CALGARY – The Canadian energy industry has surprised investors and massively outperformed the broader market in recent months, but fund managers and analysts are warning clients to remain cautious given the market’s extreme volatility.
The Canadian energy industry has outperformed the broader stock market in recent months. The S&P/TSX Capped Energy Index has surged 31.5 per cent during the second quarter so far, compared with a 16.34 per cent increase in value for the S&P/TSX Capped Composite Index over the same period.
Still, the energy index is down close to 46 per cent since the beginning of the year. By comparison, the composite index is down just 8 per cent from the start of 2020.
True to form, Wednesday marked another highly volatile trading day as the WTI crude oil benchmark fell 5.8 per cent to US$38 per barrel after U.S. crude oil storage hit a new record and coronavirus cases rebounded in major economies. The global Brent crude benchmark tumbled over 5 per cent to US$40.31 per barrel.
Some Canadian oil and gas stocks fell but by a smaller margin. Suncor Energy Inc. shares tumbled close to 4.7 per cent, to $22.75 by close on the Toronto Stock Exchange, while Husky Energy Inc. fell 5.33 per cent to $4.4.
The most recent plunge comes just as major investment banks began increasing their price targets on Canadian oil and gas players anticipating a rise in crude oil prices as major economies reopen.
On Wednesday, Citibank raised Cenovus Energy Inc.’s target price to $9 from $7 per share, for Suncor Energy Inc. to $31 from $28, and Imperial Oil Ltd. to $23 from $21.

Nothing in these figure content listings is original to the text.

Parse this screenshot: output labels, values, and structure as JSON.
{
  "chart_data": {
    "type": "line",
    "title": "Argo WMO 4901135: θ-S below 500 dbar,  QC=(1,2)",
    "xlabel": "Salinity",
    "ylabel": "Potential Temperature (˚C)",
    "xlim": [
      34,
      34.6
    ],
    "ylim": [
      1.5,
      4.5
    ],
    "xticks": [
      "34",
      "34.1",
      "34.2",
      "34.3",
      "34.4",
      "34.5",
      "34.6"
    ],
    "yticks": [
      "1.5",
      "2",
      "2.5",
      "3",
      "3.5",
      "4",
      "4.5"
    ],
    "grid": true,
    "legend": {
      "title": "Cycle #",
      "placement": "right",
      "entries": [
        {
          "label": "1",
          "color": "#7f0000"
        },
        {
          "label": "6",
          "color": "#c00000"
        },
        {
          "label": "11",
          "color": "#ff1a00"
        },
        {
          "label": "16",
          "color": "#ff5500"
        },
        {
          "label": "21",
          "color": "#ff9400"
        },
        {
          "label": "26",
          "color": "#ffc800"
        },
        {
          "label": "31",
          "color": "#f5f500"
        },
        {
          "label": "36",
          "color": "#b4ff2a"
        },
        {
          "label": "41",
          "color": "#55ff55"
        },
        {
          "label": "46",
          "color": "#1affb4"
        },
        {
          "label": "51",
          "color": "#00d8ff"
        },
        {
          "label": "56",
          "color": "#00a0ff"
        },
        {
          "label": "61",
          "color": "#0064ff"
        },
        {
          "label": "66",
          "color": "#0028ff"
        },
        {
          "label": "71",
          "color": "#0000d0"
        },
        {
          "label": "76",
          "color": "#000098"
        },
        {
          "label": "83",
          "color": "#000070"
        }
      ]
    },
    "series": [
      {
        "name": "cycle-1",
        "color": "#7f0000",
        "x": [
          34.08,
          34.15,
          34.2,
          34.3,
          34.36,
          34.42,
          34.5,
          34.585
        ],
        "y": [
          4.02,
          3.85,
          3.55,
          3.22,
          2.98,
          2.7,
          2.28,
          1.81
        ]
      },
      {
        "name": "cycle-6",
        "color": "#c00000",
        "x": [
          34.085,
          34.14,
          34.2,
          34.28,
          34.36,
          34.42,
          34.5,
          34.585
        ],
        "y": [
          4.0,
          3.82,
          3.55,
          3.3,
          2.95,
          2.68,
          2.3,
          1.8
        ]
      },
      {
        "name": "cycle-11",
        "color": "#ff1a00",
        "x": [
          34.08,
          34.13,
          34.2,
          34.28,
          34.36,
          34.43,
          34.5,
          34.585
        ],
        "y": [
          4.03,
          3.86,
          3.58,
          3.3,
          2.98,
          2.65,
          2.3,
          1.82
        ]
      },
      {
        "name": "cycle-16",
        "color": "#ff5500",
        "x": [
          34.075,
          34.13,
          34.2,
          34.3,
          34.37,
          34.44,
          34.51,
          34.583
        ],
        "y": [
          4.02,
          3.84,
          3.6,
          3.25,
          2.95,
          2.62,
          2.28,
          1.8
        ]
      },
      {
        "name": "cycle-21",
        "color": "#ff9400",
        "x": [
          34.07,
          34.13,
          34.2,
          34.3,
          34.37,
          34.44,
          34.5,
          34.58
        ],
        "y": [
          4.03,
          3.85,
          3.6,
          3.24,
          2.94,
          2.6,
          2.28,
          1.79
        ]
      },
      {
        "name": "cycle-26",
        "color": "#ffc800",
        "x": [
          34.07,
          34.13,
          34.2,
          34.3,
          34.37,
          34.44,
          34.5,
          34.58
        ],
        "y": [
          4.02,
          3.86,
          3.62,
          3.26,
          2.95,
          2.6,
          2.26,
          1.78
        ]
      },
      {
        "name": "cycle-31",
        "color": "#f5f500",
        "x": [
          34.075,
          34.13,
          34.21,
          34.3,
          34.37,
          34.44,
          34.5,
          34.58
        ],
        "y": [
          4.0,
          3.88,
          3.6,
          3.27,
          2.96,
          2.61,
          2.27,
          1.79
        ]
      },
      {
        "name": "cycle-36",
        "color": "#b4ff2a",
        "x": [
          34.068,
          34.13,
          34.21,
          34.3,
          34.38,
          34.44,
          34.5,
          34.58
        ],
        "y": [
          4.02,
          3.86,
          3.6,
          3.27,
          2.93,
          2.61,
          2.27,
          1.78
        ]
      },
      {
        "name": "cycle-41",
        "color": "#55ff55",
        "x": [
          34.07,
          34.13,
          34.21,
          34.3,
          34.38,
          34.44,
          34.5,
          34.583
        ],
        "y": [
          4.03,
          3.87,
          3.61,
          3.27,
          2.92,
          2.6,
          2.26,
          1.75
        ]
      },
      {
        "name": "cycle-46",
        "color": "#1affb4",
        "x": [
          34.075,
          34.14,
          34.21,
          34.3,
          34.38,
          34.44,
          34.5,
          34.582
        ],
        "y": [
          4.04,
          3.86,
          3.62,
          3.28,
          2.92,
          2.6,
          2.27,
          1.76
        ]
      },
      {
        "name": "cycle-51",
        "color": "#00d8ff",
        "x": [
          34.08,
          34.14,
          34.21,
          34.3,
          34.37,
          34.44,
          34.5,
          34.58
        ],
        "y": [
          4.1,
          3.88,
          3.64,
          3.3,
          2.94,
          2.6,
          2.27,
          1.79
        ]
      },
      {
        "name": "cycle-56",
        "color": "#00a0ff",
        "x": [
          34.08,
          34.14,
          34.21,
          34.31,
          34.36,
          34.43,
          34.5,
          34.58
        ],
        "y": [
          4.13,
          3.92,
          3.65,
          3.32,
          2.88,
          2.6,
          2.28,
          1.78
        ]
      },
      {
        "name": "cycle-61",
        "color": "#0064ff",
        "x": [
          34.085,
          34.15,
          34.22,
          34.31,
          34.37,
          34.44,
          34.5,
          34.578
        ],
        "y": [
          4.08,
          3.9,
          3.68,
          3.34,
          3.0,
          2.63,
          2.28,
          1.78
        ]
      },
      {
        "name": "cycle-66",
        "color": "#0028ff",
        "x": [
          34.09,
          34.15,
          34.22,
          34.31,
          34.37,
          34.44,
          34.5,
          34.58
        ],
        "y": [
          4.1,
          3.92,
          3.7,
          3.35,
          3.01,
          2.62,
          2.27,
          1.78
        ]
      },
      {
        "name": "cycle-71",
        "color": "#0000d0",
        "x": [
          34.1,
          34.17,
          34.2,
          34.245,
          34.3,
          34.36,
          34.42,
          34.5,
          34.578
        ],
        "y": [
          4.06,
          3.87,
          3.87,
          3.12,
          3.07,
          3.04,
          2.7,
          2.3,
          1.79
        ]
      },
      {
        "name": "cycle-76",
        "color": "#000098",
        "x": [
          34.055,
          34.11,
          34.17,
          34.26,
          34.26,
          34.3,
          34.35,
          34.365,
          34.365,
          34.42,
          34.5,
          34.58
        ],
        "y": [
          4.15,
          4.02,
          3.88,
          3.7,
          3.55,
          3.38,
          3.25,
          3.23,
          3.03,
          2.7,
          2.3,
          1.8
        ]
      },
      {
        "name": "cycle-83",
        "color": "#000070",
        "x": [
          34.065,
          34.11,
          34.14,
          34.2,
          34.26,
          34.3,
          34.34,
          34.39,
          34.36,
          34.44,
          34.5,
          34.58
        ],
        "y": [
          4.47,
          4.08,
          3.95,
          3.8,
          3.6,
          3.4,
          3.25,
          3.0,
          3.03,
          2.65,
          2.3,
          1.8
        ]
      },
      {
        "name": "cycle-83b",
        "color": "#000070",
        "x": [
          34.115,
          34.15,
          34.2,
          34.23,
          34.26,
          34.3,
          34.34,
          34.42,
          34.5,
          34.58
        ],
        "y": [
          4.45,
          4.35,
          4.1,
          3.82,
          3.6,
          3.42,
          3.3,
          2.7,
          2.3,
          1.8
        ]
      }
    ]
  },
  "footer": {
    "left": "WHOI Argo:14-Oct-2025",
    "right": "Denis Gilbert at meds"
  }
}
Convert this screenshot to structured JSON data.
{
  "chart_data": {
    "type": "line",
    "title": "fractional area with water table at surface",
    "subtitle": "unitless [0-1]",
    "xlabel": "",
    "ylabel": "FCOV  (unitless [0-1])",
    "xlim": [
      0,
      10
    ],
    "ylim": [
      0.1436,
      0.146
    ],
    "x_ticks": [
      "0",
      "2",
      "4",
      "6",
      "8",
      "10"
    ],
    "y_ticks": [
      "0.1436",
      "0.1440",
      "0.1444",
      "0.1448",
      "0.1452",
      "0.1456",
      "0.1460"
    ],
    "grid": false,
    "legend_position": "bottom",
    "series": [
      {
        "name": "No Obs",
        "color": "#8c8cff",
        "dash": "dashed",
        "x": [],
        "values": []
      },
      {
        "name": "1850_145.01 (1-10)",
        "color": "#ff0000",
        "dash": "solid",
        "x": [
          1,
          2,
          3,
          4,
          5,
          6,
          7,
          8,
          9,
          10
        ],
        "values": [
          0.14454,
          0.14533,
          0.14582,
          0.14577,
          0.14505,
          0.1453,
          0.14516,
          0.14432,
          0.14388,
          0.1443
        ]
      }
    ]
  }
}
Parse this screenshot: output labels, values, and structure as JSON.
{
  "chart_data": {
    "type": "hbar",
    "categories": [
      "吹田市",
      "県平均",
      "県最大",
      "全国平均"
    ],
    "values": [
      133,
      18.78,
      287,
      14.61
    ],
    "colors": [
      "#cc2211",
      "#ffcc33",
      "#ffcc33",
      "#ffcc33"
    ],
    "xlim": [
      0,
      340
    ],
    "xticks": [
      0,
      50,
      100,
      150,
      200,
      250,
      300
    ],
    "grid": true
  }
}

“Downstream demand has partly recovered, and the upstream should pace this. Storage appears sufficient in light of production cuts and ample egress capacity,” wrote Citi analyst Prashant Rao. “While we maintain a modest preference for more integrated operators, oil price is recovering, potentially tipping us towards more Upstream exposure ahead. ”
National Bank Financial analysts believe the quarter will go down as one of the most volatile quarters in crude oil’s history, referencing the gyration for WTI prices from an all-time low of –US$37.63 per barrel in mid-April to more than US$40 per barrel in June.
On Wednesday, the bank raised its prices outlook for the second half of the year to US$38.5 per barrel, six dollars higher than its previous estimate and also boosted its WTI assumptions by a dollar to US$43.75 for next year. The bank also upgraded Canadian Natural Resources Ltd.’s stock to outperform as it expects a 68 per cent surge in price to $39, from its current level of around $23.4.
Still, other energy fund managers see plenty of reasons to remain defensive amid the uncertainty and volatility.
“The market is telling you every day that you should be cautious,” said Rafi Tahmazian, director and senior portfolio manager at Canoe Financial, noting that some weeks energy stocks have traded up 10 per cent at the start of the week only to lose all of those gains by the end of the week.
“Today there’s a premium that should be put on a defensive strategy and anybody that thinks otherwise is just ignoring the realities,” Tahmazian said, noting that right now there are half a dozen separate dynamics playing out in energy markets that could pull stocks in different directions.
The issues he sees include the global oil supply battle between The Organization of the Petroleum Exporting Countries (OPEC) and the U.S. shale sector, the rise in coronavirus cases and resultant oil demand destruction, moves by governments to provide stimulus, and the U.S. election.
With a significant portion of Canadian oil shut in, production is not firing on all cylinders, and is unlike to do so anytime soon as it could upset the fragile demand-supply balance.
Investment brokerage firm Peters & Co. Ltd. estimates Alberta in situ bitumen production was 1.16 million barrels per day in May, 315,000 bpd lower than its peak in December, and the lowest level since spring of 2017, as producers continue to shut in output. Active oil rig counts in Canada stood at just 5 in mid-June, compared to 59 during the same period last year.
Wood Mackenzie released a report Wednesday showing the oil price crash had vaporized US$1.6 trillion from upstream oil and gas valuations globally, with the oilsands “hit hardest in percentage terms — down more than 50 per cent.”
In addition, Wood Mackenzie noted that upstream investment in Canada is projected to fall by US$8 billion this year. “With Canada having never fully recovered from the 2015 downturn, 2020 capital spending is now expected to be nearly 80 per cent lower than 2013 levels.”
Canadian oil industry’s outlook remains uncertain for now, but long-term bulls are keeping the faith.
“I have a vision in a longer cycle that looks very constructive,” Tahmazian said, but noted that the short-term volatility in the industry presents a lot of risks that need to be defensively managed right now.